Une porte ouverte sur les océans
Ferrari se lance donc dans un défi qui dépasse largement les frontières de la régate. Avec Hypersail, la marque aborde l’océan comme un nouveau terrain d’expérimentation et d’endurance. Le projet, encore à ses débuts, intrigue autant qu’il suscite la curiosité. Il ouvre aussi un nouveau chapitre dans le dialogue entre automobile et voile de compétition, dans la continuité de l’hybridation des savoir-faire et des enjeux énergétiques.
Dans les mois à venir, l’évolution de ce projet sera scrutée de près. L’envie de voir ce monocoque de 100 pieds s’élancer et « voler » au large, avec ses foils et sa silhouette inédite, risque de nourrir bien des attentes. Pour les passionnés de course au large, pour les amateurs de technologie, ou tout simplement pour ceux qui suivent les aventures humaines autour du monde, le projet Hypersail pourrait bien devenir l’un des points d'intérêts majeurs de la voile des années à venir...
John Elkann, Président de Ferrari : "Hypersail est un nouveau défi qui nous pousse à dépasser nos limites et à élargir nos horizons technologiques. En même temps, il s'inscrit dans la tradition Ferrari, en s'inspirant de notre Hypercar, trois fois vainqueur des 24 heures du Mans. Concevoir un bateau pour la navigation hauturière est peut-être l'expression ultime de l'endurance. Giovanni Soldini est un pilier fondamental de ce projet, tant pour ses exploits de navigateur que pour son expérience inégalée en matière de développement et de construction navale. L'immense travail d'équipe avec Ferrari et Guillaume Verdier aboutira à un bateau unique qui survolera les océans et qui représente également une opportunité d'innovation pour le monde nautique et automobile.".

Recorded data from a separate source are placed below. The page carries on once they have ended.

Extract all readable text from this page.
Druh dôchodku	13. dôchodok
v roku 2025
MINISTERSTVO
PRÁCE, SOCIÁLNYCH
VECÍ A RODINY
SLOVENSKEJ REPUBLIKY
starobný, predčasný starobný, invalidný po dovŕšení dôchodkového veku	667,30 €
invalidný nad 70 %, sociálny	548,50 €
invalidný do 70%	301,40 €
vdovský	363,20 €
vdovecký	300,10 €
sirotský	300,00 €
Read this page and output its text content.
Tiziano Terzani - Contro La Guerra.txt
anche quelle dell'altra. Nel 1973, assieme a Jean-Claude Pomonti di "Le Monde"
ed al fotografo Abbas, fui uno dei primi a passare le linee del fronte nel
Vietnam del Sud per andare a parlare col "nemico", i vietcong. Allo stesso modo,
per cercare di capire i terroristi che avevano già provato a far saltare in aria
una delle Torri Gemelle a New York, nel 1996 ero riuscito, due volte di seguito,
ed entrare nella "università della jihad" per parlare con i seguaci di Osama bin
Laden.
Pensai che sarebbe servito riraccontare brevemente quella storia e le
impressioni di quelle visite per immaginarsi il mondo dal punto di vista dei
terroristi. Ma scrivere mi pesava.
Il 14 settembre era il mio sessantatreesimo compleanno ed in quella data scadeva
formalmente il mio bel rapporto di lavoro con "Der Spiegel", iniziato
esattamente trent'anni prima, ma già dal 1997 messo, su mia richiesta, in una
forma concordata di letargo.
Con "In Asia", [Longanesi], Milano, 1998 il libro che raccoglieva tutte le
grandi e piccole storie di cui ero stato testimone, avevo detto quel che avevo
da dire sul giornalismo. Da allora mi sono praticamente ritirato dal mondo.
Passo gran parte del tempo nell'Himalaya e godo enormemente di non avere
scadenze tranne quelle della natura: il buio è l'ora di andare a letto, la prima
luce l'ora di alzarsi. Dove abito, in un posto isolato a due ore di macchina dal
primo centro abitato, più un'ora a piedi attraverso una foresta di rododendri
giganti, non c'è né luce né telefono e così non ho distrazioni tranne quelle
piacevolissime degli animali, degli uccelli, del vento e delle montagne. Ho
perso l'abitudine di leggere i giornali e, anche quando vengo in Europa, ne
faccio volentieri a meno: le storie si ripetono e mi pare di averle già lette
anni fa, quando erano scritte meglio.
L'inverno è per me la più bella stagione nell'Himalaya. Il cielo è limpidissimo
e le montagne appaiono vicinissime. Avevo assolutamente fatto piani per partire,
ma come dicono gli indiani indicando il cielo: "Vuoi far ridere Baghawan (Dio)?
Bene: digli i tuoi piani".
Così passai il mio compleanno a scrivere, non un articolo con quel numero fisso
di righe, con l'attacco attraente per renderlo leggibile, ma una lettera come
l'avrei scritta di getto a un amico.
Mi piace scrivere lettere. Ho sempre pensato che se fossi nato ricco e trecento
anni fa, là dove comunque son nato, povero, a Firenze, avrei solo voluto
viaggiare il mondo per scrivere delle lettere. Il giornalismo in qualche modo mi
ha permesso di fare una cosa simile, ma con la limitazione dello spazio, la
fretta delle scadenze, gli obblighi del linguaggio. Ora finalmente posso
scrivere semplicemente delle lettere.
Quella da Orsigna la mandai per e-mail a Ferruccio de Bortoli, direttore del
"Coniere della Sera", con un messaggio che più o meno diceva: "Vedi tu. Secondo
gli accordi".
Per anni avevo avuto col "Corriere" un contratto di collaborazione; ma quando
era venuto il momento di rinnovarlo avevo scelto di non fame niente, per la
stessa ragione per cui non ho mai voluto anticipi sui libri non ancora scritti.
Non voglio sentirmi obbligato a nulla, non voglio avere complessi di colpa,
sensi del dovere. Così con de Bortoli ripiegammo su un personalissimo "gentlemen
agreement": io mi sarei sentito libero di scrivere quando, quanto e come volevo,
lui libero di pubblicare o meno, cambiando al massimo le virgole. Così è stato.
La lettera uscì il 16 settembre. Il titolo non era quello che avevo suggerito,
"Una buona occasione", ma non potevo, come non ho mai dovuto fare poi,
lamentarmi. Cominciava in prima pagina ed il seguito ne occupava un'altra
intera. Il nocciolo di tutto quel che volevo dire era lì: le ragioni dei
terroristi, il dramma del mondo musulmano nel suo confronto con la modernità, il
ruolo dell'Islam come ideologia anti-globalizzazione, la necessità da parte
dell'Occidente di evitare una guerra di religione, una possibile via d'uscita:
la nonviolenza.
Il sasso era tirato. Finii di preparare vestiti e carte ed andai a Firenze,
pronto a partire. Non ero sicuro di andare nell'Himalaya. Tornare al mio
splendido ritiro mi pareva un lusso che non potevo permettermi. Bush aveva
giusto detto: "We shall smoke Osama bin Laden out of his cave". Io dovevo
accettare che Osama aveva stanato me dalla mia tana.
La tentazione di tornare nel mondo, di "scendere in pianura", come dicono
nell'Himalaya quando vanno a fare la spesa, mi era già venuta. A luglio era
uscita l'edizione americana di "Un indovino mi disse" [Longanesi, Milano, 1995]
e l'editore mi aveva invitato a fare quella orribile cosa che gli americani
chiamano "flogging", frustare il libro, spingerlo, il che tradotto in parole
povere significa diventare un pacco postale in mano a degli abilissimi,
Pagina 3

Giovanni Soldini, directeur du team Hupersail Ferrari : "Je suis heureux et honoré de pouvoir participer à cette aventure. Un défi passionnant qui s'appuie sur une équipe absolument unique réunissant l'excellence Ferrari et les compétences de designers spécialisés dans la voile océanique. La rencontre de cultures différentes et de technologies avancées permet de construire un bateau révolutionnaire à bien des égards. D'un point de vue nautique, il est innovant dans sa construction et dans sa façon de voler ; sur le plan des systèmes, la contribution de Ferrari met l’accent sur le développement de commandes inédites à bord. Pour nous préparer au mieux à la variabilité et à la puissance des phénomènes et des conditions auxquels nous sommes confrontés dans l'océan, la priorité est de trouver un équilibre entre la recherche de performances extrêmes et la fiabilité maximale".